只是一击落了空,刀疤男惊险地避开,将苏珮甩到了一旁,看着苏珮紧紧握住的刀,眼中的戏谑已经不见,转而便为狠厉。
“码的臭娘们,竟然还有刀!”
他胸口的衣衫被划破,若不是他的反应及时,现在已经变成一具死尸了。
刀疤男一伸手便将苏珮双手提了起来,抵靠在墙边,从苏珮手上扯出了水果刀,看了一眼,“这刀倒是没见过。”
他手一甩便将刀扔了出去,哈哈大笑起来,“老子就喜欢征服你这种烈性的,来,让老子看看你还有什么本事!”
说着,刀疤男伸手欲在苏珮身上游走,苏珮起了一身的鸡皮疙瘩,还没有骂出声,刀疤男突然面色惊恐,禁锢苏珮的手松了下来,苏珮直接摔倒在地。

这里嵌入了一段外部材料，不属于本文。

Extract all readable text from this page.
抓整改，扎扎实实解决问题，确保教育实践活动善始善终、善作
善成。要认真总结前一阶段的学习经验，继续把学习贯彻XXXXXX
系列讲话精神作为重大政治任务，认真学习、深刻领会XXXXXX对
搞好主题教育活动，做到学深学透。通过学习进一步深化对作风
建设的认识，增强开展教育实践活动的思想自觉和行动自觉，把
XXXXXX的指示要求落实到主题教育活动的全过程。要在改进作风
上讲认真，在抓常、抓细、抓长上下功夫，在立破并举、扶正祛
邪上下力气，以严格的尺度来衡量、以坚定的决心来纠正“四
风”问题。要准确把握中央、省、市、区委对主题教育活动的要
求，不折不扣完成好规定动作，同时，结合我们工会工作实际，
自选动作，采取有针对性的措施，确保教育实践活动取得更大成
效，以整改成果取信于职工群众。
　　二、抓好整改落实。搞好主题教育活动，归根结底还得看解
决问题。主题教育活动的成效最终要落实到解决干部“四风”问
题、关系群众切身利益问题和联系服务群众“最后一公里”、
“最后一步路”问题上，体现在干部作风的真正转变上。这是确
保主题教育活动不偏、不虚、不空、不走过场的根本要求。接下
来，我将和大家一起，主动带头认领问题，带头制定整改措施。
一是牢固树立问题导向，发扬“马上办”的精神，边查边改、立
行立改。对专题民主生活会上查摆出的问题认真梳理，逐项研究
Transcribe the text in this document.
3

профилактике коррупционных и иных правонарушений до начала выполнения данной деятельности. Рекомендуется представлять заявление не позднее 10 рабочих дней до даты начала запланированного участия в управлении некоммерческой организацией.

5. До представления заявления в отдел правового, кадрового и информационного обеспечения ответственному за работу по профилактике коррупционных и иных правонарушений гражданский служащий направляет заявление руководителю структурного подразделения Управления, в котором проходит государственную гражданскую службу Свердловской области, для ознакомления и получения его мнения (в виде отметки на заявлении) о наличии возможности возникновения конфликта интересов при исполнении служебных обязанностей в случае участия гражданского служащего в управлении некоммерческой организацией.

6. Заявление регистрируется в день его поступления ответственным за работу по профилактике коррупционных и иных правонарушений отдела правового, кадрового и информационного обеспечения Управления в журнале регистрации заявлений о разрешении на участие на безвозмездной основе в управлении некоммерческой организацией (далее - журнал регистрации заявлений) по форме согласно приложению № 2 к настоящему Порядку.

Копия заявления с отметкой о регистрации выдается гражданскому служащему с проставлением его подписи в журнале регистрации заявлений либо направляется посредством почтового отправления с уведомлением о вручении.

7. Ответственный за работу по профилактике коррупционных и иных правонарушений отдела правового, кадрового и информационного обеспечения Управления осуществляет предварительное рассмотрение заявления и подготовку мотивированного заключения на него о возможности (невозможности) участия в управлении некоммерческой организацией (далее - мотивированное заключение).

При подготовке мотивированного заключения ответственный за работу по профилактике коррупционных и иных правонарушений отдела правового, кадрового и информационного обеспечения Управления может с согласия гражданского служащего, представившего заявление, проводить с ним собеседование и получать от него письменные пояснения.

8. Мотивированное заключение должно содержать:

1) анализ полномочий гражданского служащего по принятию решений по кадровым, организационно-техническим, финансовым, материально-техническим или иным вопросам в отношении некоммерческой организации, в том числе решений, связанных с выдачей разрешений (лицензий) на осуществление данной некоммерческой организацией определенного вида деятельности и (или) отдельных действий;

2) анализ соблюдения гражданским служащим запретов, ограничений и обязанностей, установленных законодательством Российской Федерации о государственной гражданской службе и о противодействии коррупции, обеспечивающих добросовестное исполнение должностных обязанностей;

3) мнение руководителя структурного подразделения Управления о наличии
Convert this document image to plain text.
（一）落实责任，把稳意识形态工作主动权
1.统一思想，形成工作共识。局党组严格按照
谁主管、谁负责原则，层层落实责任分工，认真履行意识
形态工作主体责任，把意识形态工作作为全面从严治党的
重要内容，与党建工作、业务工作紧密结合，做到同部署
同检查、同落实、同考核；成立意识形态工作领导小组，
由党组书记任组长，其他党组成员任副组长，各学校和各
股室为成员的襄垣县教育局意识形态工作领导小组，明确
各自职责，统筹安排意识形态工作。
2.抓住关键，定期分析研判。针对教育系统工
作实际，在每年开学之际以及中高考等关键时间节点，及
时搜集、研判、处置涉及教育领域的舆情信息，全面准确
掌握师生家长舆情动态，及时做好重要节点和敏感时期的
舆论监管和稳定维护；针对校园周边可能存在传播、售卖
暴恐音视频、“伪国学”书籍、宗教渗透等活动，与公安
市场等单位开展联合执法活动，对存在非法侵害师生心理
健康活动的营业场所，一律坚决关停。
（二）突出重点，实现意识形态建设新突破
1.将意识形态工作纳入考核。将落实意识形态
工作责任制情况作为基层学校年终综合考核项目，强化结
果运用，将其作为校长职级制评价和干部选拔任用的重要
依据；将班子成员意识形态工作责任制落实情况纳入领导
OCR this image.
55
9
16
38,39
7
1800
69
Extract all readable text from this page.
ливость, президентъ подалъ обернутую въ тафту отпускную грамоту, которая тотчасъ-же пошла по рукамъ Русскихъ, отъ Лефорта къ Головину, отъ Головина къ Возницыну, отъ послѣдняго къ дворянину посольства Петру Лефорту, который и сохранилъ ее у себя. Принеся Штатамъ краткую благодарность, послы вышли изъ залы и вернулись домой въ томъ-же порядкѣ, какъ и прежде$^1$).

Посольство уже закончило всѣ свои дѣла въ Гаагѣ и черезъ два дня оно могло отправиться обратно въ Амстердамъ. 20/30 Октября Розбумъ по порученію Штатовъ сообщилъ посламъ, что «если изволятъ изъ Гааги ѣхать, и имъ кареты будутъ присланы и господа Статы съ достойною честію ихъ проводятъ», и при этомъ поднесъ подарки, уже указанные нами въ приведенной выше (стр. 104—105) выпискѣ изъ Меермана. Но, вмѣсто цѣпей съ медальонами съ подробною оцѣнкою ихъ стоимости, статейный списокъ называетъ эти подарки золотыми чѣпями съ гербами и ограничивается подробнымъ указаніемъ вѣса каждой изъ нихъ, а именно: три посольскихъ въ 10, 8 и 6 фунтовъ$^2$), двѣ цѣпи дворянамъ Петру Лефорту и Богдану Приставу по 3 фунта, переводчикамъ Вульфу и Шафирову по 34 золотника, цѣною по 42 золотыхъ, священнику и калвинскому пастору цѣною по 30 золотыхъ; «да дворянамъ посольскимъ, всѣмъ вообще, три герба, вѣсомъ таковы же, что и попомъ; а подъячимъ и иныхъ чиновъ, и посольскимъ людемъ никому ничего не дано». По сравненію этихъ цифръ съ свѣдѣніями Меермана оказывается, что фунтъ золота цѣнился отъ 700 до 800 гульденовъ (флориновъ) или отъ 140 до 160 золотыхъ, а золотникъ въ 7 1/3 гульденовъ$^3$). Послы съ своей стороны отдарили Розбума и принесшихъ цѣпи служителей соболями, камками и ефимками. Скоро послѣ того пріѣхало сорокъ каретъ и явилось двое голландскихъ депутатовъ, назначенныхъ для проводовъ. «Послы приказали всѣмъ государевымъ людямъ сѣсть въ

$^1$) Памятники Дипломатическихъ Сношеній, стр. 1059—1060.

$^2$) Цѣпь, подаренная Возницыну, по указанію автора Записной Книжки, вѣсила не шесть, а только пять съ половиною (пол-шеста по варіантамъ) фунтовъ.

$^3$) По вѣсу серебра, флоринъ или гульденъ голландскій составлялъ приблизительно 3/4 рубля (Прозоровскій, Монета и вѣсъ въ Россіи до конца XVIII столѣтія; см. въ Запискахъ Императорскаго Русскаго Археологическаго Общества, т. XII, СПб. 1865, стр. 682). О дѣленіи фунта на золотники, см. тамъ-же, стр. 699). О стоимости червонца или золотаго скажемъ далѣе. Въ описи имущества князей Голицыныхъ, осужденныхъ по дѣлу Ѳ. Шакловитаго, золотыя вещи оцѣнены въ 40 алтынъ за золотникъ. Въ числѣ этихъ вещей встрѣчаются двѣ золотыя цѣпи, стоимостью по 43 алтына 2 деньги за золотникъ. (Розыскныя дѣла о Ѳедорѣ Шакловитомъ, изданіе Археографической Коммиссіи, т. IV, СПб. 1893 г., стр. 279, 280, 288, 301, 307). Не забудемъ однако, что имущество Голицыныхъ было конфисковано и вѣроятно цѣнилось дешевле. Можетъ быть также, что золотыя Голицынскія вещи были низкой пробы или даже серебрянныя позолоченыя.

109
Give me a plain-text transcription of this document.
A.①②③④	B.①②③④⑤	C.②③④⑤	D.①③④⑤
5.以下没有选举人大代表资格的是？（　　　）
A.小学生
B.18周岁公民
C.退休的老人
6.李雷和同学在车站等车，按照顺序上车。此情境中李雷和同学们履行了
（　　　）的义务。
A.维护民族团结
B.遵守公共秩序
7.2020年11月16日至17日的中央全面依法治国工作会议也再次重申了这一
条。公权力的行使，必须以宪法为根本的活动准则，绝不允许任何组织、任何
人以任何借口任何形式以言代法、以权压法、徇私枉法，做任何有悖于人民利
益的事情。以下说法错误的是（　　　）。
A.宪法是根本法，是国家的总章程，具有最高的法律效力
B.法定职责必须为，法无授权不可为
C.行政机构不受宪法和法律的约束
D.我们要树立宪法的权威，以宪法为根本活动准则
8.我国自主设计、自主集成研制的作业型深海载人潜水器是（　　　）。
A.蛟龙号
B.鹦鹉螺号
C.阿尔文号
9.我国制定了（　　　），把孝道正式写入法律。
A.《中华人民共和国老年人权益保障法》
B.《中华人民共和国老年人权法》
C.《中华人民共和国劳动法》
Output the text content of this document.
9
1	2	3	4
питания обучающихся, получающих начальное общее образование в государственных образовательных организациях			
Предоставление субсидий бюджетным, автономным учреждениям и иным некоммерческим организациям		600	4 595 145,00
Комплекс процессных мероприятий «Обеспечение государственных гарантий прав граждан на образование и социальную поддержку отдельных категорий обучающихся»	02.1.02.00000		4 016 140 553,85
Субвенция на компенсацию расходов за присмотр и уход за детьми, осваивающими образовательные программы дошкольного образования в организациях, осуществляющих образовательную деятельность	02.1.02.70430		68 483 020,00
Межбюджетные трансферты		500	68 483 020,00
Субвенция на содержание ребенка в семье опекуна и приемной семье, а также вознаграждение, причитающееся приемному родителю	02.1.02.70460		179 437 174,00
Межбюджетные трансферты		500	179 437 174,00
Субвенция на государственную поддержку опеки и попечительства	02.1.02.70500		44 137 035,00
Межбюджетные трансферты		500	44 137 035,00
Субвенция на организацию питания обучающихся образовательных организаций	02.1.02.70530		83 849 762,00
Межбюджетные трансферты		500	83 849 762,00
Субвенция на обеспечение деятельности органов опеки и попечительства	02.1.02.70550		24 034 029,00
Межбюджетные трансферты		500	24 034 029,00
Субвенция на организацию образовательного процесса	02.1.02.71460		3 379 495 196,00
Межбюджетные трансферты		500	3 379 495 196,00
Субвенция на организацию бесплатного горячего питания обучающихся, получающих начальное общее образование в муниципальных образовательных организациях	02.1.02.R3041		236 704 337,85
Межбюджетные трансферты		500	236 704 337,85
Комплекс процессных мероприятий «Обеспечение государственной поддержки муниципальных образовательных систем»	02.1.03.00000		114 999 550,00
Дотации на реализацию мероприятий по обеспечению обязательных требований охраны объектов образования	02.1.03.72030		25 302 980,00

刀疤男不可置信地看着穿透了胸口的刀尖,转过头去,刚看清眼前人,又是一刀从腹部穿过。
倒地时,他看到了屋外同样死不瞑目的络腮胡。
刀疤男死了,小玉小青尖叫了起来,苏珮缓了缓心神,看向眼前的人。
这桀骜不已目空无人的狠辣模样,除了齐王还能有谁?
不等苏珮震惊,手上束缚的绳索一松,齐王捡起被扔到了一旁的刀,饶有兴致地看了看。
“锻造不错,可惜锋刃不够利,杀不了人。”
他把刀扔回了苏珮面前,苏珮伸手拿起水果刀,紧紧抓在手里。
见苏珮一副防备的模样,齐王哈哈笑了,“我救了你,你这么防备我做什么?”
苏珮不傻,自己被人牙子拐走,齐王第一时间出现在这里,说没有问题她是不会信的。
“那先多谢齐王了。”苏珮扬起了笑容,她可不认为齐王是专门来救自己的。
见她认识自己,齐王并不惊讶,反而打量起苏珮来,饶有兴致地看着她,“啧啧,你刚才要是拿这把刀自刎以示清白,本王便不用出手了。”
苏珮抿唇,齐王的压迫感很强,即使他现在什么也不做,苏珮也觉得后背一股寒意。
她强撑起笑容,“齐王说笑了,我还没有活够,死自己不如死别人。”
齐王挑了挑眉,好似被她的话惊了一般,倒是有了分欣赏的意味,“不错,思维独立不迂腐,也难怪江羡淳喜欢你。”
说起了江羡淳,苏珮皱了皱眉头,齐王轻易找到了她,那么江羡淳呢?
“他现在应该在皇上那里吧。”好似看透了苏珮的想法,齐王心情很好地给苏珮说着,双手附于身后,遥遥望着屋外,“你不是在找你的弟弟妹妹吗?”
果然!齐王对她的行踪了如指掌!保不准苏瑗和乌蒙就是他掳走的!
苏珮压下心头的慌乱,面上依旧不动声色,“齐王知道我妹妹在哪里?”
“谁知道呢?反正不是本王,本王的目标只有你罢了。”齐王似笑非笑地看着她,又看向她手上紧紧攥着的水果刀,笑道,“跟本王走吧。”
“齐王想带我去哪?”
“自然不可能送你回江羡淳那边。”齐王轻斜了她一眼好似在看傻子,又转过身,看着苏珮,“请县主去我齐王府做客,如何?”
苏珮看着齐王如此轻松的模样,咬了咬牙,“我若是不去呢?”
“你有选择的余地吗?”齐王哈哈笑了起来,仿佛在说一件再轻松不过的事情。
苏珮顿了顿,紧握着水果刀的手缓缓垂下。
“说的也是。”这下子,她真成鱼肉了。